Y nos volvimos a encontrar. Volviste aquí, arrasando una casa, una familia, y otra vez, sin avisar.
Llegaste silenciosa, sin hacer ruido. Y mientras todos disfrutábamos y vivíamos en la felicidad de pasar tiempo juntos, de celebrar y de querernos, tú ibas haciendo en ella tu cruel trabajo.
Hasta que un día, de repente, nos mostraste de nuevo tu rostro. Así, de sopetón, de sorpresa, sin avisar. Sin esperarlo.
A través de su debilidad, de su cansancio, de sus ojos, de su mirada. De su querer y no poder.
Llegaste y caíste como un peso imposible de sostener, sobre ella, sobre nosotros.
No nos diste tiempo a nada. Apenas un poco más de dos días, para poder asumir que aquello iba a ser una despedida para siempre. Que ese era el final.

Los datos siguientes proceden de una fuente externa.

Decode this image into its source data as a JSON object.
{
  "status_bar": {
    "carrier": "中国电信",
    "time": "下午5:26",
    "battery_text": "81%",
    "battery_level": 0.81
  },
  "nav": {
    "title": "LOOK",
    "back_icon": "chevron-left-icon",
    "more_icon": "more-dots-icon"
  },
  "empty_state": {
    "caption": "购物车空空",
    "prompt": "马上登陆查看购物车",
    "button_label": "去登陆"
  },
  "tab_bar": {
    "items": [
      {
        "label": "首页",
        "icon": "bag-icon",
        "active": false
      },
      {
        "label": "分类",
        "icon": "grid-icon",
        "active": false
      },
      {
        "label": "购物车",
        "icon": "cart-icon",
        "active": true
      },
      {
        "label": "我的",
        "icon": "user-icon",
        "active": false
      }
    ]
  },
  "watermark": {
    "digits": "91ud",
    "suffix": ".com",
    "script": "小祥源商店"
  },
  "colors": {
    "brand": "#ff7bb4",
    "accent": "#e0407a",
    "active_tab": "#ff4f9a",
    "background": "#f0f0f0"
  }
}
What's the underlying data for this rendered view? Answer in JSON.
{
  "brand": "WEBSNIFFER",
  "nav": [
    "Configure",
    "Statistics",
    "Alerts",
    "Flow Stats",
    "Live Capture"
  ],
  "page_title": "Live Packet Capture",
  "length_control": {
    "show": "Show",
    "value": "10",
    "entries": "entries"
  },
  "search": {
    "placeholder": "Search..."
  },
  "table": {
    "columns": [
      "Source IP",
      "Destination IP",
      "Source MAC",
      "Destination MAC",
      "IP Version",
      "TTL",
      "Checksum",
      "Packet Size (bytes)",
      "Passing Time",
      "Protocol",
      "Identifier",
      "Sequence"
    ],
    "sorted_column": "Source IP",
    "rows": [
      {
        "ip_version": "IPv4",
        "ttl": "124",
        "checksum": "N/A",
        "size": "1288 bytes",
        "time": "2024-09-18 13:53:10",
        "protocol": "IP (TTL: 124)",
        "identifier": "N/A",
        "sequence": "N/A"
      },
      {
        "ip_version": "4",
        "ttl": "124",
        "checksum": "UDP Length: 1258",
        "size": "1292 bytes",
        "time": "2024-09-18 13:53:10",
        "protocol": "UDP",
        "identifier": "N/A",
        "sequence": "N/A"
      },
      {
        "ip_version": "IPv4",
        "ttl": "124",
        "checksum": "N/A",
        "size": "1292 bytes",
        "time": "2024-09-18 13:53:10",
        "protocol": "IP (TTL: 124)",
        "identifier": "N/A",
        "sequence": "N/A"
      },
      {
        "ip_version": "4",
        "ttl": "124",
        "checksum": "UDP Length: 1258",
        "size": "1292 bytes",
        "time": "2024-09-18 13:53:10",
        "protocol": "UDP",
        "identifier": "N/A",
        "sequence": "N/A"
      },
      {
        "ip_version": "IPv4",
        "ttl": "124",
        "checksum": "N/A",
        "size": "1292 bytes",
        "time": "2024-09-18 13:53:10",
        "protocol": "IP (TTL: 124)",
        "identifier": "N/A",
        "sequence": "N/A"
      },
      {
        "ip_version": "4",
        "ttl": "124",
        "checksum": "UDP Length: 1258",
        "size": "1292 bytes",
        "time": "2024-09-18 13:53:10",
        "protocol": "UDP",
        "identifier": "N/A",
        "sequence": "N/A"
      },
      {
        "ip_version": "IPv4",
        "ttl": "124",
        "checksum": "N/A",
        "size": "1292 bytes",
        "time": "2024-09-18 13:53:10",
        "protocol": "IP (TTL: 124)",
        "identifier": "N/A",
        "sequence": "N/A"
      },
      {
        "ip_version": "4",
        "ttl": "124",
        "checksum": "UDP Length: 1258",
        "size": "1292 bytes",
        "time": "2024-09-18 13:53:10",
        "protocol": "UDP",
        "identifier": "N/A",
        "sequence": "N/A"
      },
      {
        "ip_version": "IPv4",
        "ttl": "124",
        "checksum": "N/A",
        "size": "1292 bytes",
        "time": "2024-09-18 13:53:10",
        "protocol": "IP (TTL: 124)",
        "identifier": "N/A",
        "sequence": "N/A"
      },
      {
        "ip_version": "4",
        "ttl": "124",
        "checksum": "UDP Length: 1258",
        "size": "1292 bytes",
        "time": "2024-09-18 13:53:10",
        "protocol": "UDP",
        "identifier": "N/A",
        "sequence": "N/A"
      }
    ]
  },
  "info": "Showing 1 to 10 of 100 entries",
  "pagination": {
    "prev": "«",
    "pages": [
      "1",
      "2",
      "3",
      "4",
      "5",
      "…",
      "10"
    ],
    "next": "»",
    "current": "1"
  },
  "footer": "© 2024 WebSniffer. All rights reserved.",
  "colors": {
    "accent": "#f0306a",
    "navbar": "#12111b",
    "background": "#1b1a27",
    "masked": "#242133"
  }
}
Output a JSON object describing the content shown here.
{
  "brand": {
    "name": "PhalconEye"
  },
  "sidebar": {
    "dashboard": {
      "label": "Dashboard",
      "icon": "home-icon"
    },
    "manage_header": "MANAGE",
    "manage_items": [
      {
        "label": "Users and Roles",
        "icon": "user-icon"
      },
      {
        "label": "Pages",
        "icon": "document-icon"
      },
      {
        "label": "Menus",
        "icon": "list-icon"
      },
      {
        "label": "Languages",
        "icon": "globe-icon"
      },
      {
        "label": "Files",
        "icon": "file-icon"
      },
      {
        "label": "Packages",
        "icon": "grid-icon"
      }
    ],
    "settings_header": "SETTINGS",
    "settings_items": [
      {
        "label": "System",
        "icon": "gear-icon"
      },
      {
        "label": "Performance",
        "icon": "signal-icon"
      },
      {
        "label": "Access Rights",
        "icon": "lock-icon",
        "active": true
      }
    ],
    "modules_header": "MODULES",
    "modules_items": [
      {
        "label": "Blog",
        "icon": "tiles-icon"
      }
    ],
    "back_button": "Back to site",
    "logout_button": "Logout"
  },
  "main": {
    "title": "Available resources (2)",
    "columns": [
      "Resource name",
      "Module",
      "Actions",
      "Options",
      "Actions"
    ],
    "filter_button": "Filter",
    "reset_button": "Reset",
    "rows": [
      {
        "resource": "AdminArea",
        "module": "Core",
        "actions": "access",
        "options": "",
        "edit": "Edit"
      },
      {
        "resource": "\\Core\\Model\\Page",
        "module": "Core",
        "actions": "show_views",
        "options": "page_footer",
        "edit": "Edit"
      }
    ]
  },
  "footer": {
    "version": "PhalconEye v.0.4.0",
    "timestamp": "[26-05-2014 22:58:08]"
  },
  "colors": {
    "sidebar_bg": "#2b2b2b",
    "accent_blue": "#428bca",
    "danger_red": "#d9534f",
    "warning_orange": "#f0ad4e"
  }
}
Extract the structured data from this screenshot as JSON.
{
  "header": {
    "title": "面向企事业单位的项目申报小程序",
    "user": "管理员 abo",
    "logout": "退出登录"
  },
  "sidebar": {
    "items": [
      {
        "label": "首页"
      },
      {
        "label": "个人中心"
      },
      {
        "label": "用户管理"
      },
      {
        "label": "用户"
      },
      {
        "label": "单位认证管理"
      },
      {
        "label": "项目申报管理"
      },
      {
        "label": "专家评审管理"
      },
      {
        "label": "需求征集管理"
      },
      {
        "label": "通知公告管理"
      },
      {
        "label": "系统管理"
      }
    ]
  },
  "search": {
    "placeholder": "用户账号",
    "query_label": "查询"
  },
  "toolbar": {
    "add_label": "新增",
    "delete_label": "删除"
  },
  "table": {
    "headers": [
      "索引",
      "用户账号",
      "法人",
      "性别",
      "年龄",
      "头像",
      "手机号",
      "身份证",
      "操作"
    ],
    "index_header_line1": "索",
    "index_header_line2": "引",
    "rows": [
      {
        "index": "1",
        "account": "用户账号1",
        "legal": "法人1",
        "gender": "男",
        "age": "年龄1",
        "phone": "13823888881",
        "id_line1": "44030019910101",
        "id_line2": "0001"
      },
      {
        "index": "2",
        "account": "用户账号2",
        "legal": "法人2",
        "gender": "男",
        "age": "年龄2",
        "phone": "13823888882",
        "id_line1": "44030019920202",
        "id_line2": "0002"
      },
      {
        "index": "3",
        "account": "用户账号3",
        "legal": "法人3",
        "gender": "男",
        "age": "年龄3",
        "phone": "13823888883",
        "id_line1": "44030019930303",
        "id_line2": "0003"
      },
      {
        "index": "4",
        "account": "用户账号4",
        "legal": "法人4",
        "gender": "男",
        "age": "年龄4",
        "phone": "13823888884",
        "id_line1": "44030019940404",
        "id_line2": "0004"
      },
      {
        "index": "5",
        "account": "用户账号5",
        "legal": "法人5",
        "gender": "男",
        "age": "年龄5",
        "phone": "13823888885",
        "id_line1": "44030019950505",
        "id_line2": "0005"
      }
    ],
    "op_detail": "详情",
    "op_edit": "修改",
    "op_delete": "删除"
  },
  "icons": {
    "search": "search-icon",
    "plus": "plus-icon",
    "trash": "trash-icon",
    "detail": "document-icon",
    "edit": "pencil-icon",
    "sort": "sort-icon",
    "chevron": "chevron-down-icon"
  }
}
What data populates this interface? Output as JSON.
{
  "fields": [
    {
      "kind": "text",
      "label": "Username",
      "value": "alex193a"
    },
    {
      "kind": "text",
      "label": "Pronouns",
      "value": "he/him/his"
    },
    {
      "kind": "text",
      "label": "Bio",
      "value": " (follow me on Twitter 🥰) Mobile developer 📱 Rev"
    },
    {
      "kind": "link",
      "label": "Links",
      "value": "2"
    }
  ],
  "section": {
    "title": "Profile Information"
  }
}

Y mientras nosotros rezábamos y sosteníamos su mano para ayudarla a agarrarse a la vida, como hizo hasta el final, tú pudiste más y conseguiste llevarla a tu lado.
Y nos dejaste rotos, con un frío en el alma y en el corazón que a día de hoy, y durante mucho tiempo, o quizá nunca, seremos capaces de calentar.
Nos volvimos a encontrar, muerte.
Y no fuiste para nada bienvenida ni esperada.
Y una vez más, me demuestras que no podemos hacer nada más que mirarte a los ojos y dejarte ir, porque tú eliges y decides cómo y cuando. Que impotencia, que injusto todo.
Te la llevaste.
Y a nosotros lo único que nos queda es vivir con la luz de los recuerdos, con la esperanza del amor que nos dejó, y con las ganas y la lucha que tú le arrebataste, para seguir y para intentar ser felices pegando los pedazos rotos de nuestro corazón.
Solo quería recordarte una cosa, muerte. No ganas. Nunca ganas.
Porque ella se quedará siempre aquí, en nosotros. Jamás soltaremos su mano y saldremos de esta oscuridad que nos dejaste. Juntos.